Книга Мой Ницше, мой Фрейд... - Лу Саломе
Шрифт:
Интервал:
Закладка:
Когда человек, это осознавшее себя нечто, представляет себя в мыслях одновременно и чем-то иным, он в порыве подражания всего лить выворачивает ситуацию наизнанку – символически выпячивает «наружу» то, что составляет его собственную экзистенциальную тайну. В конечном счете наше формальное мышление может стать чем-то вроде «символизации» – чтобы с помощью такого поворота выразить в языке и попытаться постичь непостижимое. Разум – это как бы искусный прием, отмычка, открывающая всю немыслимую синтетику существования, которая на поверку оказывается нашей аналитикой. В этом месте большинство людей, не исключая полностью и тех, кто посвятил себя науке, решают свои точные, доказательные знания дополнить тем, что они считают или хотят считать истиной. Словно без такого обращения к оптимизму веры ситуация, в которой находится человечество, оказалась бы угрожающе пессимистической. Словно в противном случае мы просто были бы отброшены в «мертвый» мир, раздробленный нашим методом познания, способом добывания знаний, мир, лишенный телесной и душевной теплоты, изначально отданный во власть Ничто. В отличие от этих людей Фрейд относился к такой позиции не просто отрицательно, а без сомнения враждебно, с внутренней агрессивностью. За это на него обижаются, особенно если речь заходит о человеке, о страданиях и стремлениях, делающих его стойким и жизнеспособным. Однако позиция Фрейда объясняется тем, что наша уступчивость в этой точке движения, говоря коротко, от физики к метафизике приводит к злоупотреблению теми средствами познания, которые мы создали для использования в мире физическом.

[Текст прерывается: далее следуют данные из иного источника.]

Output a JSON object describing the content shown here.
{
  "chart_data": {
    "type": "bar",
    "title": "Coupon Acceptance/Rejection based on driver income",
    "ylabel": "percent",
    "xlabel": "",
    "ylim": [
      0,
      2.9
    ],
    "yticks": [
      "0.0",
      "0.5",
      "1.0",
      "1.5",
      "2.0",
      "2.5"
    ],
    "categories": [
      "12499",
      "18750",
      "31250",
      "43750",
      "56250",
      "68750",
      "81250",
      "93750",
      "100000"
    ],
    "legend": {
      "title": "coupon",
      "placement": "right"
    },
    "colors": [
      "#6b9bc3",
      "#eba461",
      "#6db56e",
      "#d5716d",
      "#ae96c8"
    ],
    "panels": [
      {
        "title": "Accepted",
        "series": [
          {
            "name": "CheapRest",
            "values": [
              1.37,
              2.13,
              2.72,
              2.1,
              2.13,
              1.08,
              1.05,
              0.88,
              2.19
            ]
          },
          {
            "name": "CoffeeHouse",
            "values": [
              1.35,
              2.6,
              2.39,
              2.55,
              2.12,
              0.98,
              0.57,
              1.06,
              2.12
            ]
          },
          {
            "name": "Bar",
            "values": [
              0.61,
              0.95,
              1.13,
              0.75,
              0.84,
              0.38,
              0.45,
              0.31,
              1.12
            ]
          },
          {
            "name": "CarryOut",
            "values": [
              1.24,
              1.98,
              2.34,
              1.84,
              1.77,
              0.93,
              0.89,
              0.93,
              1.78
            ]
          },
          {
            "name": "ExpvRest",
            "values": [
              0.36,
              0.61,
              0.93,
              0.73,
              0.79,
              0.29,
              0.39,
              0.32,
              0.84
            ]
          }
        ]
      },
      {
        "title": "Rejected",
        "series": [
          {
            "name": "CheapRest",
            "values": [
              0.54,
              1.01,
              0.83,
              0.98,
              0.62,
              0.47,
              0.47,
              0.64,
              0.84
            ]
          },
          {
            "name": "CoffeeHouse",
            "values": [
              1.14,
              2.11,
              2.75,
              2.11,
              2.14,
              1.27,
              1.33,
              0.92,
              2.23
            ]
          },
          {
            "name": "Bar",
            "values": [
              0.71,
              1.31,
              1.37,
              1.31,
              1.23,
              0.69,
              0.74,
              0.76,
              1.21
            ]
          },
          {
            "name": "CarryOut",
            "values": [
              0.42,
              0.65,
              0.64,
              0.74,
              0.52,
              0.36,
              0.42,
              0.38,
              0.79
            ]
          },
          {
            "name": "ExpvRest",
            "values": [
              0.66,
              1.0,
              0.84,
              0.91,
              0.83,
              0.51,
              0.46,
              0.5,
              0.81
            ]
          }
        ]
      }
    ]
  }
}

Именно в этой точке, отделяющей один мир от другого, и пришел Фрейд к своим открытиям, которые большей частью только потому оставались необнаруженными, что им или опрометчиво не давали выхода, или столь же опрометчиво наделяли их метафизическими предпосылками. Борцом с этим, причем борцом агрессивным, Фрейда сделала та самая исследовательская серьезность, решительная и неуступчивая, которая без сожалений предала гласности совершенно случайно сделанные им открытия и не позволила снова скрыть их от общественности. Ее нельзя путать с агрессивностью новообращенного, одержимого желанием уговаривать или поучать других (для примера можно взять ницшевское «Останься верен земному!» или иное подобное желание возвещать истины).
Учение Фрейда требует от нас только одного: чтобы мы были чуть терпеливее и сдерживали нашу жажду познания, чтобы мы, не считаясь с собой, сохраняли ту же честность мысли, которую нам удалось столь успешно усвоить применительно к вещам внешнего мира. Мы можем со спокойной совестью признаться: Фрейд ведет нас к самому низу вещей!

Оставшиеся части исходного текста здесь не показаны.